Floride : un citoyen américain arrêté à tort comme “étranger sans autorisation”

Emmanuel Paul

Juan Carlos Lopez-Gomez, un citiyen américain de 20 ans né dans l’Etat de la  Géorgie, a été arrêté mercredi en Floride et détenu pendant près de 24 heures. Il a été accusé à tort d’être un “étranger sans autorisation”. Bien que ses documents d’identité prouvent sa citoyenneté américaine, les autorités locales ont maintenu sa détention à la demande de l’agence fédérale de l’immigration (ICE), selon un reportage de HuffPost.

L’affaire a provoqué un tollé dans la communauté locale et soulevé des inquiétudes quant à l’application d’une nouvelle loi migratoire en Floride, dont un juge fédéral avait ordonné la suspension.

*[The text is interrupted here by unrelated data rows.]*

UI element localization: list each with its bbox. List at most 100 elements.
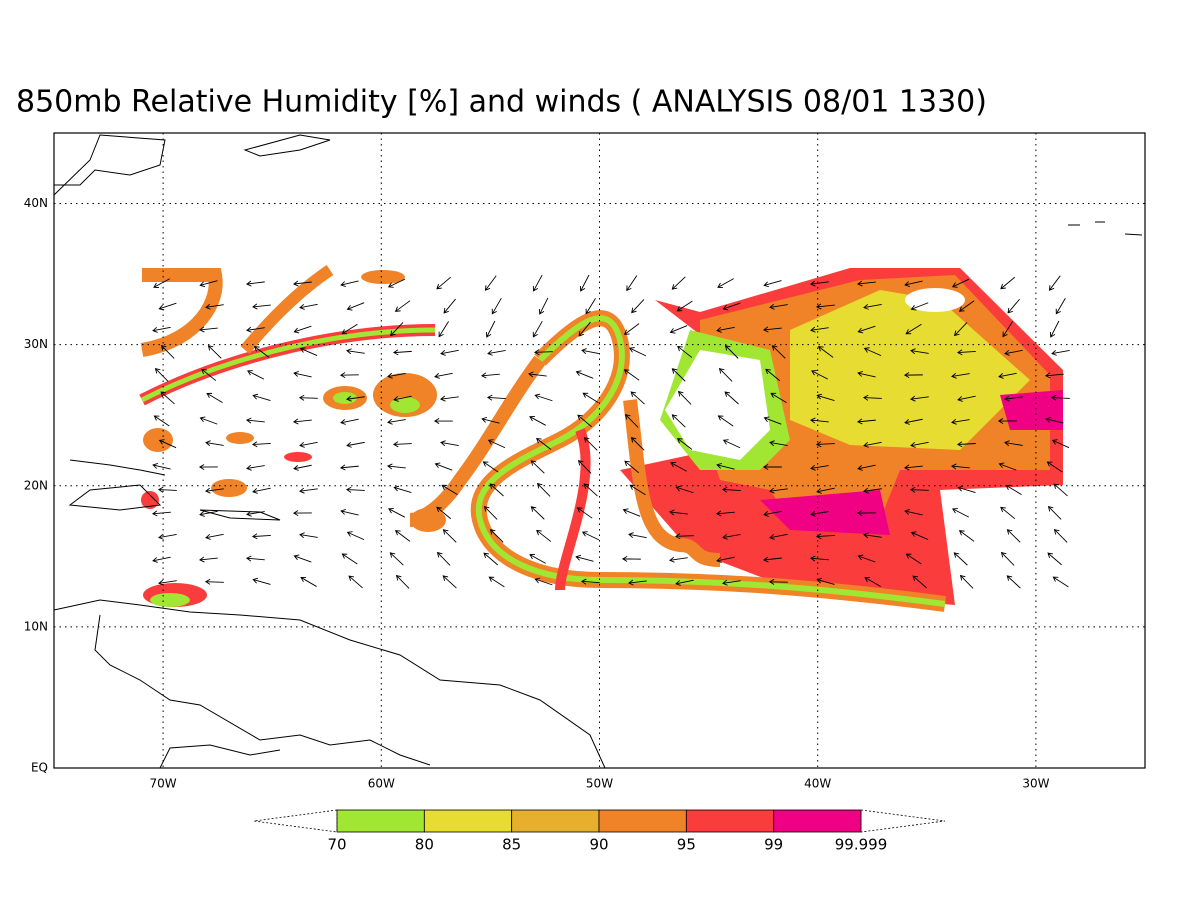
wind-arrow: [251, 533, 271, 540]
wind-arrow: [957, 485, 976, 493]
wind-arrow: [1053, 483, 1068, 497]
wind-arrow: [863, 441, 882, 448]
wind-arrow: [393, 395, 412, 402]
wind-arrow: [538, 297, 549, 315]
wind-arrow: [1006, 529, 1021, 543]
wind-arrow: [623, 323, 640, 335]
wind-arrow: [158, 439, 177, 449]
wind-arrow: [1053, 528, 1068, 543]
wind-arrow: [532, 274, 543, 292]
wind-arrow: [252, 303, 271, 310]
wind-arrow: [533, 349, 553, 356]
humidity-field: [139, 265, 1063, 612]
wind-arrow: [904, 509, 923, 516]
wind-arrow: [157, 486, 177, 493]
wind-arrow: [810, 510, 829, 517]
wind-arrow: [346, 395, 365, 402]
wind-arrow: [292, 510, 312, 517]
wind-arrow: [958, 300, 975, 312]
wind-arrow: [1004, 440, 1023, 447]
wind-arrow: [151, 510, 171, 517]
colorbar-label: 70: [327, 836, 346, 854]
wind-arrow: [298, 394, 318, 401]
wind-arrow: [583, 437, 598, 451]
wind-arrow: [392, 441, 412, 448]
wind-arrow: [575, 370, 594, 379]
wind-arrow: [436, 551, 451, 566]
wind-arrow: [442, 575, 457, 589]
wind-arrow: [623, 369, 640, 381]
wind-arrow: [628, 532, 647, 539]
wind-arrow: [440, 395, 459, 402]
wind-arrow: [299, 487, 318, 494]
wind-arrow: [245, 555, 265, 562]
wind-arrow: [583, 483, 598, 497]
wind-arrow: [199, 326, 218, 333]
wind-arrow: [482, 461, 499, 473]
wind-arrow: [951, 418, 970, 425]
wind-arrow: [1051, 349, 1070, 356]
wind-arrow: [904, 464, 923, 471]
wind-arrow: [904, 280, 923, 287]
wind-arrow: [1004, 349, 1023, 356]
wind-arrow: [765, 368, 781, 382]
wind-arrow: [207, 345, 222, 359]
wind-arrow: [856, 510, 876, 517]
wind-arrow: [763, 556, 782, 563]
wind-arrow: [340, 280, 359, 288]
wind-arrow: [721, 486, 741, 493]
wind-arrow: [763, 416, 782, 425]
wind-arrow: [346, 302, 365, 311]
wind-arrow: [153, 415, 170, 427]
wind-arrow: [957, 395, 976, 402]
wind-arrow: [199, 280, 218, 288]
wind-arrow: [394, 530, 411, 542]
wind-arrow: [387, 463, 406, 470]
wind-arrow: [722, 302, 741, 311]
wind-arrow: [293, 554, 312, 563]
wind-arrow: [904, 418, 923, 425]
wind-arrow: [535, 437, 552, 450]
wind-arrow: [1000, 276, 1016, 290]
wind-arrow: [811, 370, 829, 380]
wind-arrow: [857, 325, 876, 334]
wind-arrow: [390, 322, 404, 337]
wind-arrow: [910, 348, 929, 355]
wind-arrow: [247, 370, 265, 380]
wind-arrow: [951, 372, 970, 379]
wind-arrow: [489, 529, 504, 543]
wind-arrow: [576, 507, 593, 519]
wind-arrow: [671, 414, 686, 428]
wind-arrow: [528, 371, 547, 378]
wind-arrow: [1047, 552, 1062, 566]
wind-arrow: [763, 280, 782, 288]
wind-arrow: [585, 298, 596, 315]
wind-arrow: [909, 486, 929, 493]
wind-arrow: [810, 280, 829, 287]
wind-arrow: [251, 441, 271, 448]
wind-arrow: [486, 394, 506, 401]
wind-arrow: [997, 418, 1017, 424]
wind-arrow: [958, 530, 975, 542]
wind-arrow: [857, 554, 876, 563]
wind-arrow: [392, 349, 412, 356]
wind-arrow: [436, 506, 452, 520]
wind-arrow: [809, 555, 829, 562]
colorbar-extend: [253, 809, 338, 833]
wind-arrow: [951, 463, 970, 470]
wind-arrow: [581, 531, 600, 541]
wind-arrow: [299, 303, 318, 310]
wind-arrow: [346, 531, 365, 541]
wind-arrow: [905, 323, 922, 335]
wind-arrow: [252, 577, 271, 585]
wind-arrow: [206, 392, 223, 403]
wind-arrow: [246, 510, 265, 517]
wind-arrow: [1052, 576, 1069, 588]
wind-arrow: [434, 372, 453, 379]
wind-arrow: [862, 394, 882, 401]
wind-arrow: [389, 552, 404, 566]
wind-arrow: [1000, 551, 1015, 566]
wind-arrow: [768, 578, 788, 585]
wind-arrow: [204, 578, 224, 585]
wind-arrow: [246, 326, 265, 333]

Jeudi matin, devant un tribunal du comté de Leon, la juge LaShawn Riggans a examiné l’acte de naissance de Lopez-Gomez présenté par sa mère, confirmant l’authenticité du document. “C’est un document authentique”, a-t-elle déclaré, selon le Florida Phoenix cité par HuffPost. Elle a également indiqué qu’aucun élément ne justifiait l’accusation portée contre lui. Toutefois, en dépit de cette reconnaissance légale, Lopez-Gomez ne pouvait être libéré immédiatement. Le parquet a affirmé que la demande de détention de l’ICE avait la priorité sur la décision du tribunal. “Ce tribunal n’a pas de compétence autre que ce que j’ai déjà exercé”, a reconnu la juge Riggans.

Sa mère, Sebastiana Gomez-Perez, a exprimé sa frustration face à une situation kafkaïenne : “Je voulais leur dire : ‘Où allez-vous l’emmener ? Il est d’ici’”, a-t-elle confié au Phoenix. “Je me sentais immensément impuissante, car je ne pouvais rien faire, et je suis désespérée de sortir mon fils de là.”

Lopez-Gomez a été libéré après l’intervention de son avocat, qui a également annoncé une action en justice contre la violation des droits fondamentaux de son client.

Un cas symptomatique des dérives de la loi migratoire floridienne

Lopez-Gomez aurait été appréhendé alors qu’il était passager dans une voiture arrêtée pour excès de vitesse. Le policier qui l’a interpellé a rédigé dans son rapport que le jeune homme avait affirmé être “dans le pays illégalement”. Pourtant, selon sa famille, il est bel et bien né en Géorgie, a vécu plusieurs années au Mexique, puis est revenu vivre aux États-Unis il y a quatre ans.

L’accusation s’appuie sur une loi récemment votée en Floride qui criminalise l’entrée dans l’État pour les personnes considérées comme étant en situation irrégulière. La loi fait actuellement l’objet d’un recours de la Florida Immigrant Coalition, qui conteste sa légalité au regard du droit fédéral. Un juge avait temporairement suspendu cette loi le 4 avril dernier.

Thomas Kennedy, analyste politique au sein de cette coalition, a commenté l’affaire sur les réseaux sociaux : “Voilà ce à quoi mènent les lois étatiques persécutoires et mal rédigées en Floride.”

L’ICE a émis une demande de détention de 48 heures contre Lopez-Gomez, mais n’a pas répondu aux questions du HuffPost concernant les raisons pour lesquelles un citoyen américain a été placé sous leur autorité.

Cet incident intervient dans un contexte où les tensions autour de la politique migratoire s’intensifient au niveau national. Plus tôt cette semaine, le président Donald Trump a déclaré à des journalistes qu’il était « tout à fait favorable » à l’envoi de citoyens américains dans la prison de haute sécurité au Salvador, le CECOT (Centro de Confinamiento del Terrorismo). Le mois dernier, plusieurs centaines de migrants ont été transférés vers cette prison, en violation d’une décision de justice.

L’administration Trump a également ignoré une ordonnance fédérale dans le cas de Kilmar Abrego Garcia, un migrant salvadorien expulsé à tort malgré une protection légale contre l’expulsion — erreur que l’administration a qualifiée « d’administrative ».

Un signal d’alarme

La détention injustifiée de Lopez-Gomez, malgré des preuves irréfutables de sa citoyenneté, met en lumière les risques liés à l’application précipitée de lois migratoires controversées. Elle soulève aussi une question de fond : dans un État de droit, comment un citoyen peut-il être traité comme un étranger — même quand la loi dit le contraire ?

Cet article est basé sur les informations recueillies par Jessica Schulberg pour le HuffPost, publiées le 17 avril 2025.